下面来看内核自己挂载硬盘(以/dev/sda1为例)为根目录的情况【可以删除initramfs.cpio.gz里的init,或不指定initramfs.cpio.gz来触发】

prepare_namespace调用mount_root将/dev/sda1挂载到/root目录下 devtmpfs_mount将devtmpfs挂载到/dev目录下 init_mount将当前进程的根目录更改为挂载的根文件系统,在这个调用中,. 表示当前进程的根目录,/ 表示要更改为的根目录,MS_MOVE 是挂载标志,表示将当前进程的根目录移动到新的根目录。 init_chroot将当前进程的工作目录更改为挂载的根文件系统。这个函数调用实际上是将当前进程的工作目录更改为其根目录,这样内核就可以访问挂载的根文件系统中的文件。

// init/do_mounts.c
/*
 * Prepare the namespace - decide what/where to mount, load ramdisks, etc.
 */
void __init prepare_namespace(void)
{
        if (root_delay) {
                printk(KERN_INFO "Waiting %d sec before mounting root device...\n",
                       root_delay);
                ssleep(root_delay);
        }

        /*
         * wait for the known devices to complete their probing
         *
         * Note: this is a potential source of long boot delays.
         * For example, it is not atypical to wait 5 seconds here
         * for the touchpad of a laptop to initialize.
         */
        wait_for_device_probe();

        md_run_setup();

        if (saved_root_name[0])
                ROOT_DEV = parse_root_device(saved_root_name);

        if (initrd_load(saved_root_name))
                goto out;

        if (root_wait)
                wait_for_root(saved_root_name);
        mount_root(saved_root_name);
out:
        devtmpfs_mount();
        init_mount(".", "/", NULL, MS_MOVE, NULL);
        init_chroot(".");
}

init_mount(".", "/", NULL, MS_MOVE, NULL);将进程的当前目录挂载为’/‘根目录后。根目录就是硬盘的目录了。 但在init_mount之后调用print_rootfs_files会发现还是rootfs的目录 /dev/dev/root/dev/console/root 在init_chroot之后调用print_rootfs_files才是硬盘目录

void __init mount_root(char *root_device_name)
{
        switch (ROOT_DEV) {
        case Root_NFS:
                mount_nfs_root();
                break;
        case Root_CIFS:
                mount_cifs_root();
                break;
        case Root_Generic:
                mount_root_generic(root_device_name, root_device_name,
                                   root_mountflags);
                break;
        case 0:
                if (root_device_name && root_fs_names &&
                    mount_nodev_root(root_device_name) == 0)
                        break;
                fallthrough;
        default:
                mount_block_root(root_device_name);
                break;
        }
}

在mount_block_root里,在rootfs的/dev里创建一个root设备节点

// init/do_mounts.c
static void __init mount_block_root(char *root_device_name)
{
        int err = create_dev("/dev/root", ROOT_DEV);

        if (err < 0)
                pr_emerg("Failed to create /dev/root: %d\n", err);
        mount_root_generic("/dev/root", root_device_name, root_mountflags);
}

然后使用mount_root_generic将/dev/root挂载到rootfs上

由于此处只有设备节点,但是没有文件系统信息,所以mount_root_generic会遍历内核所有的文件系统名,依次来尝试用do_mount_root挂载/dev/root到rootfs的/root目录。

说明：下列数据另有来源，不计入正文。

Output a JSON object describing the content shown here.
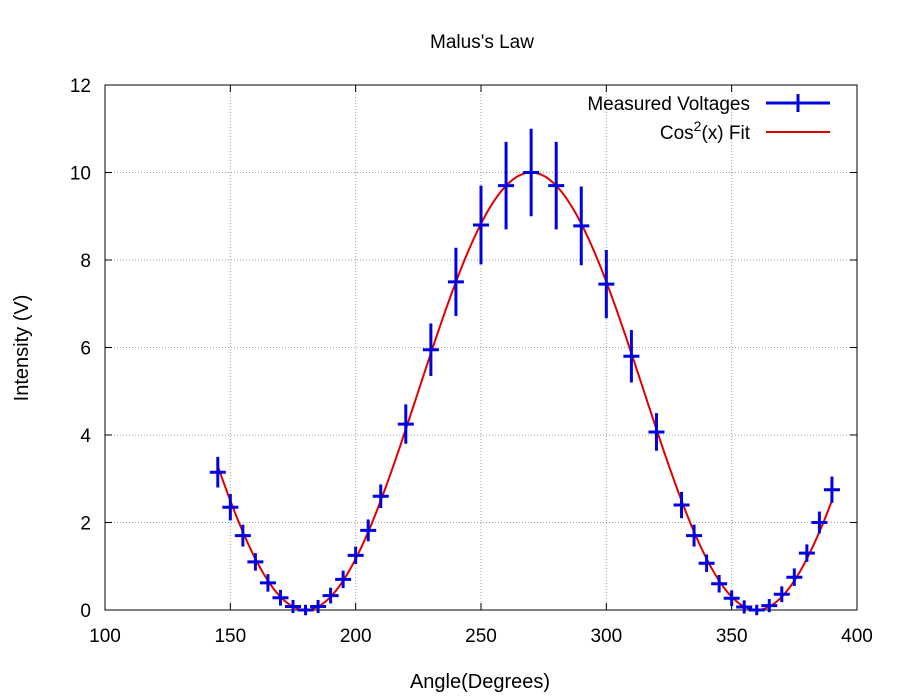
{
  "chart_data": {
    "type": "line",
    "title": "Malus's Law",
    "xlabel": "Angle(Degrees)",
    "ylabel": "Intensity (V)",
    "xlim": [
      100,
      400
    ],
    "ylim": [
      0,
      12
    ],
    "xticks": [
      100,
      150,
      200,
      250,
      300,
      350,
      400
    ],
    "yticks": [
      0,
      2,
      4,
      6,
      8,
      10,
      12
    ],
    "grid": true,
    "legend_position": "top-right",
    "series": [
      {
        "name": "Measured Voltages",
        "kind": "errorbar",
        "color": "#0000e0",
        "x": [
          145,
          150,
          155,
          160,
          165,
          170,
          175,
          180,
          185,
          190,
          195,
          200,
          205,
          210,
          220,
          230,
          240,
          250,
          260,
          270,
          280,
          290,
          300,
          310,
          320,
          330,
          335,
          340,
          345,
          350,
          355,
          360,
          365,
          370,
          375,
          380,
          385,
          390
        ],
        "y": [
          3.15,
          2.35,
          1.7,
          1.1,
          0.62,
          0.28,
          0.08,
          0.0,
          0.08,
          0.33,
          0.7,
          1.25,
          1.82,
          2.6,
          4.25,
          5.95,
          7.5,
          8.8,
          9.7,
          10.0,
          9.7,
          8.78,
          7.45,
          5.8,
          4.07,
          2.4,
          1.7,
          1.07,
          0.6,
          0.27,
          0.07,
          0.0,
          0.1,
          0.36,
          0.75,
          1.3,
          2.0,
          2.75
        ],
        "yerr": [
          0.35,
          0.3,
          0.25,
          0.2,
          0.2,
          0.18,
          0.15,
          0.12,
          0.15,
          0.18,
          0.2,
          0.2,
          0.25,
          0.27,
          0.45,
          0.6,
          0.78,
          0.9,
          1.0,
          1.0,
          1.0,
          0.9,
          0.78,
          0.6,
          0.43,
          0.3,
          0.25,
          0.2,
          0.2,
          0.18,
          0.15,
          0.12,
          0.15,
          0.18,
          0.2,
          0.2,
          0.25,
          0.3
        ]
      },
      {
        "name": "Cos²(x) Fit",
        "name_parts": [
          "Cos",
          "2",
          "(x) Fit"
        ],
        "kind": "curve",
        "color": "#e00000",
        "function": "10*cos^2(x - 270°)",
        "amplitude": 10,
        "phase_deg": 270,
        "x_range": [
          145,
          390
        ]
      }
    ]
  }
}
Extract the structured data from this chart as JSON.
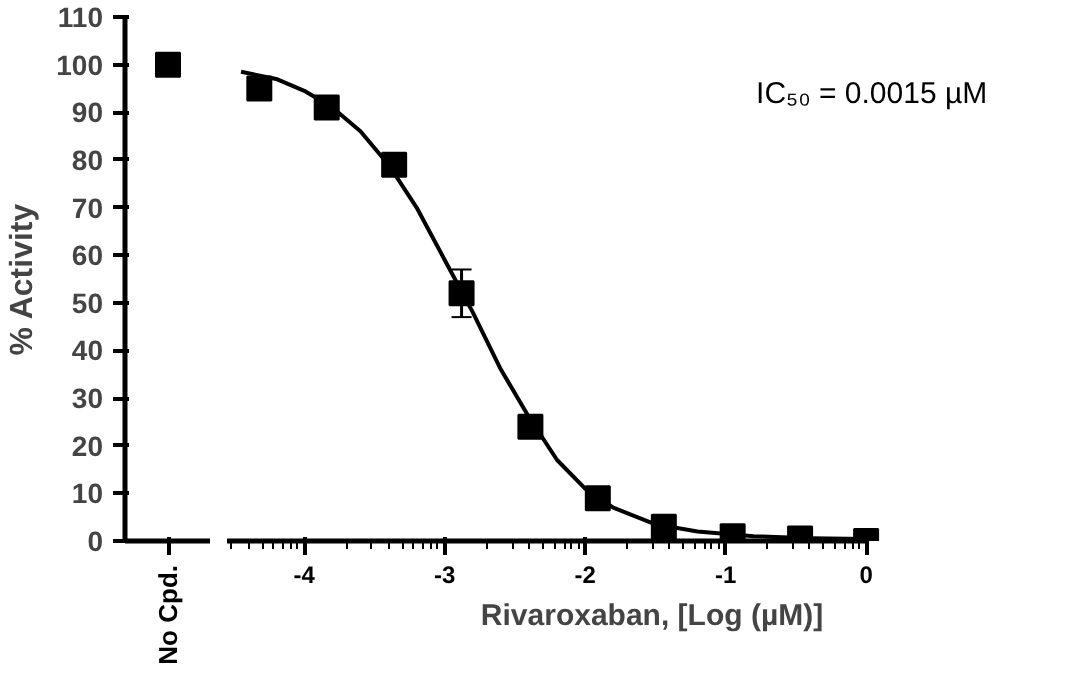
{
  "chart_data": [
    {
      "type": "scatter",
      "ylabel": "% Activity",
      "categories": [
        "No Cpd."
      ],
      "marker": "square",
      "ylim": [
        0,
        110
      ],
      "yticks": [
        0,
        10,
        20,
        30,
        40,
        50,
        60,
        70,
        80,
        90,
        100,
        110
      ],
      "series": [
        {
          "color": "#000000",
          "values": [
            100
          ]
        }
      ]
    },
    {
      "type": "scatter",
      "xlabel": "Rivaroxaban, [Log (µM)]",
      "marker": "square",
      "tick_labels": "x",
      "ylim": [
        0,
        110
      ],
      "xlim": [
        -4.55,
        0
      ],
      "xticks": [
        -4,
        -3,
        -2,
        -1,
        0,
        {
          "value": -4.52,
          "label": null
        },
        {
          "value": -4.4,
          "label": null
        },
        {
          "value": -4.3,
          "label": null
        },
        {
          "value": -4.22,
          "label": null
        },
        {
          "value": -4.15,
          "label": null
        },
        {
          "value": -4.1,
          "label": null
        },
        {
          "value": -4.05,
          "label": null
        },
        {
          "value": -3.7,
          "label": null
        },
        {
          "value": -3.52,
          "label": null
        },
        {
          "value": -3.4,
          "label": null
        },
        {
          "value": -3.3,
          "label": null
        },
        {
          "value": -3.22,
          "label": null
        },
        {
          "value": -3.15,
          "label": null
        },
        {
          "value": -3.1,
          "label": null
        },
        {
          "value": -3.05,
          "label": null
        },
        {
          "value": -2.7,
          "label": null
        },
        {
          "value": -2.52,
          "label": null
        },
        {
          "value": -2.4,
          "label": null
        },
        {
          "value": -2.3,
          "label": null
        },
        {
          "value": -2.22,
          "label": null
        },
        {
          "value": -2.15,
          "label": null
        },
        {
          "value": -2.1,
          "label": null
        },
        {
          "value": -2.05,
          "label": null
        },
        {
          "value": -1.7,
          "label": null
        },
        {
          "value": -1.52,
          "label": null
        },
        {
          "value": -1.4,
          "label": null
        },
        {
          "value": -1.3,
          "label": null
        },
        {
          "value": -1.22,
          "label": null
        },
        {
          "value": -1.15,
          "label": null
        },
        {
          "value": -1.1,
          "label": null
        },
        {
          "value": -1.05,
          "label": null
        },
        {
          "value": -0.7,
          "label": null
        },
        {
          "value": -0.52,
          "label": null
        },
        {
          "value": -0.4,
          "label": null
        },
        {
          "value": -0.3,
          "label": null
        },
        {
          "value": -0.22,
          "label": null
        },
        {
          "value": -0.15,
          "label": null
        },
        {
          "value": -0.1,
          "label": null
        },
        {
          "value": -0.05,
          "label": null
        }
      ],
      "annotations": [
        "IC₅₀ = 0.0015 µM"
      ],
      "x": [
        -4.32,
        -3.84,
        -3.36,
        -2.88,
        -2.39,
        -1.91,
        -1.44,
        -0.95,
        -0.47,
        0
      ],
      "series": [
        {
          "type": "line",
          "marker": "none",
          "color": "#000000",
          "x": [
            -4.45,
            -4.2,
            -4.0,
            -3.8,
            -3.6,
            -3.4,
            -3.2,
            -3.0,
            -2.8,
            -2.6,
            -2.4,
            -2.2,
            -2.0,
            -1.8,
            -1.5,
            -1.2,
            -0.8,
            -0.4,
            0
          ],
          "values": [
            98.5,
            97,
            94.5,
            91,
            86,
            79,
            70,
            59,
            48,
            36,
            26,
            17,
            11,
            7,
            3.5,
            2,
            1,
            0.6,
            0.4
          ]
        },
        {
          "color": "#000000",
          "values": [
            95,
            91,
            79,
            52,
            24,
            9,
            3,
            1,
            0.5,
            0
          ],
          "errors": [
            null,
            null,
            null,
            5,
            null,
            null,
            null,
            null,
            null,
            null
          ]
        }
      ]
    }
  ]
}
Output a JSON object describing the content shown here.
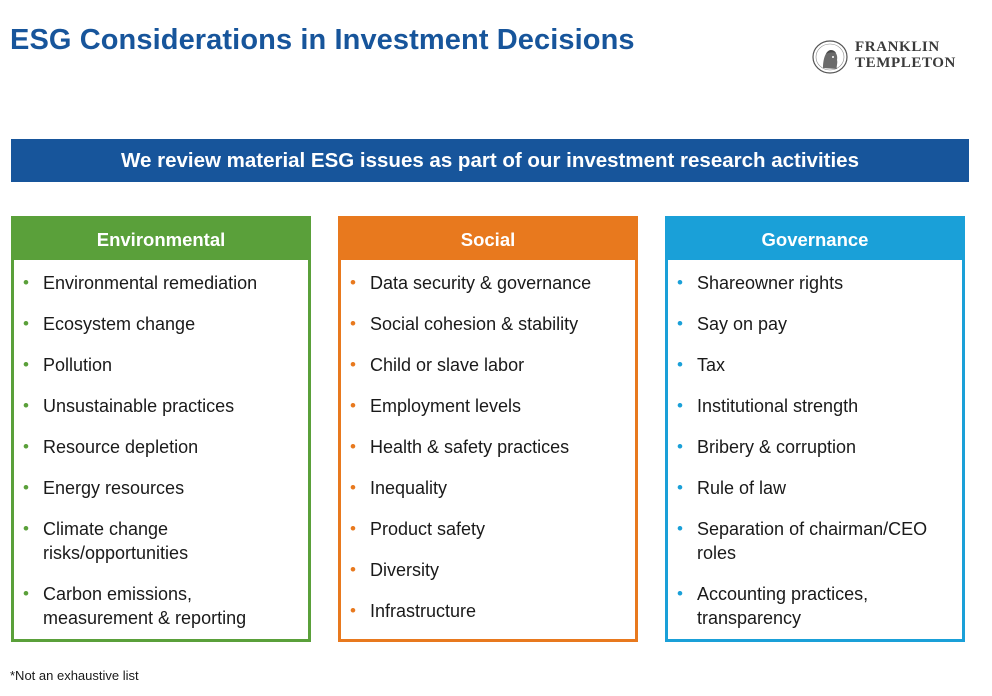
{
  "title": "ESG Considerations in Investment Decisions",
  "logo": {
    "line1": "FRANKLIN",
    "line2": "TEMPLETON"
  },
  "banner": "We review material ESG issues as part of our investment research activities",
  "columns": {
    "environmental": {
      "header": "Environmental",
      "color": "#5aa03a",
      "items": [
        "Environmental remediation",
        "Ecosystem change",
        "Pollution",
        "Unsustainable practices",
        "Resource depletion",
        "Energy resources",
        "Climate change risks/opportunities",
        "Carbon emissions, measurement & reporting"
      ]
    },
    "social": {
      "header": "Social",
      "color": "#e8791e",
      "items": [
        "Data security & governance",
        "Social cohesion & stability",
        "Child or slave labor",
        "Employment levels",
        "Health & safety practices",
        "Inequality",
        "Product safety",
        "Diversity",
        "Infrastructure"
      ]
    },
    "governance": {
      "header": "Governance",
      "color": "#1aa0d8",
      "items": [
        "Shareowner rights",
        "Say on pay",
        "Tax",
        "Institutional strength",
        "Bribery & corruption",
        "Rule of law",
        "Separation of chairman/CEO roles",
        "Accounting practices, transparency"
      ]
    }
  },
  "footnote": "*Not an exhaustive list",
  "colors": {
    "title": "#17559b",
    "banner": "#17559b"
  }
}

void __init mount_root_generic(char *name, char *pretty_name, int flags)
{
        struct page *page = alloc_page(GFP_KERNEL);
        char *fs_names = page_address(page);
        char *p;
        char b[BDEVNAME_SIZE];
        int num_fs, i;

        scnprintf(b, BDEVNAME_SIZE, "unknown-block(%u,%u)",
                  MAJOR(ROOT_DEV), MINOR(ROOT_DEV));
        if (root_fs_names)
                num_fs = split_fs_names(fs_names, PAGE_SIZE);
        else
                num_fs = list_bdev_fs_names(fs_names, PAGE_SIZE);
retry:
        for (i = 0, p = fs_names; i < num_fs; i++, p += strlen(p)+1) {
                int err;

                if (!*p)
                        continue;

                err = do_mount_root(name, p, flags, root_mount_data);
                switch (err) {
                        case 0:
                                goto out;
                        case -EACCES:
                        case -EINVAL:
                                continue;
                }
                /*
                 * Allow the user to distinguish between failed sys_open
                 * and bad superblock on root device.
                 * and give them a list of the available devices
                 */
                printk("VFS: Cannot open root device \"%s\" or %s: error %d\n",
                                pretty_name, b, err);
                printk("Please append a correct \"root=\" boot option; here are the available partitions:\n");
                printk_all_partitions();

                if (root_fs_names)
                        num_fs = list_bdev_fs_names(fs_names, PAGE_SIZE);
                if (!num_fs)
                        pr_err("Can't find any bdev filesystem to be used for mount!\n");
                else {
                        pr_err("List of all bdev filesystems:\n");
                        for (i = 0, p = fs_names; i < num_fs; i++, p += strlen(p)+1)
                                pr_err(" %s", p);
                        pr_err("\n");
                }

                panic("VFS: Unable to mount root fs on %s", b);
        }
        if (!(flags & SB_RDONLY)) {
                flags |= SB_RDONLY;
                goto retry;
        }

        printk("List of all partitions:\n");
        printk_all_partitions();
        printk("No filesystem could mount root, tried: ");
        for (i = 0, p = fs_names; i < num_fs; i++, p += strlen(p)+1)
                printk(" %s", p);
        printk("\n");
        panic("VFS: Unable to mount root fs on %s", b);
out:
        put_page(page);
}

为什么是挂载到/root目录呢,可以在do_mount_root逻辑里看到init_mount(name, "/root", fs, flags, data_page);init_mount("/dev/root", "/root", fs. flags. data_page)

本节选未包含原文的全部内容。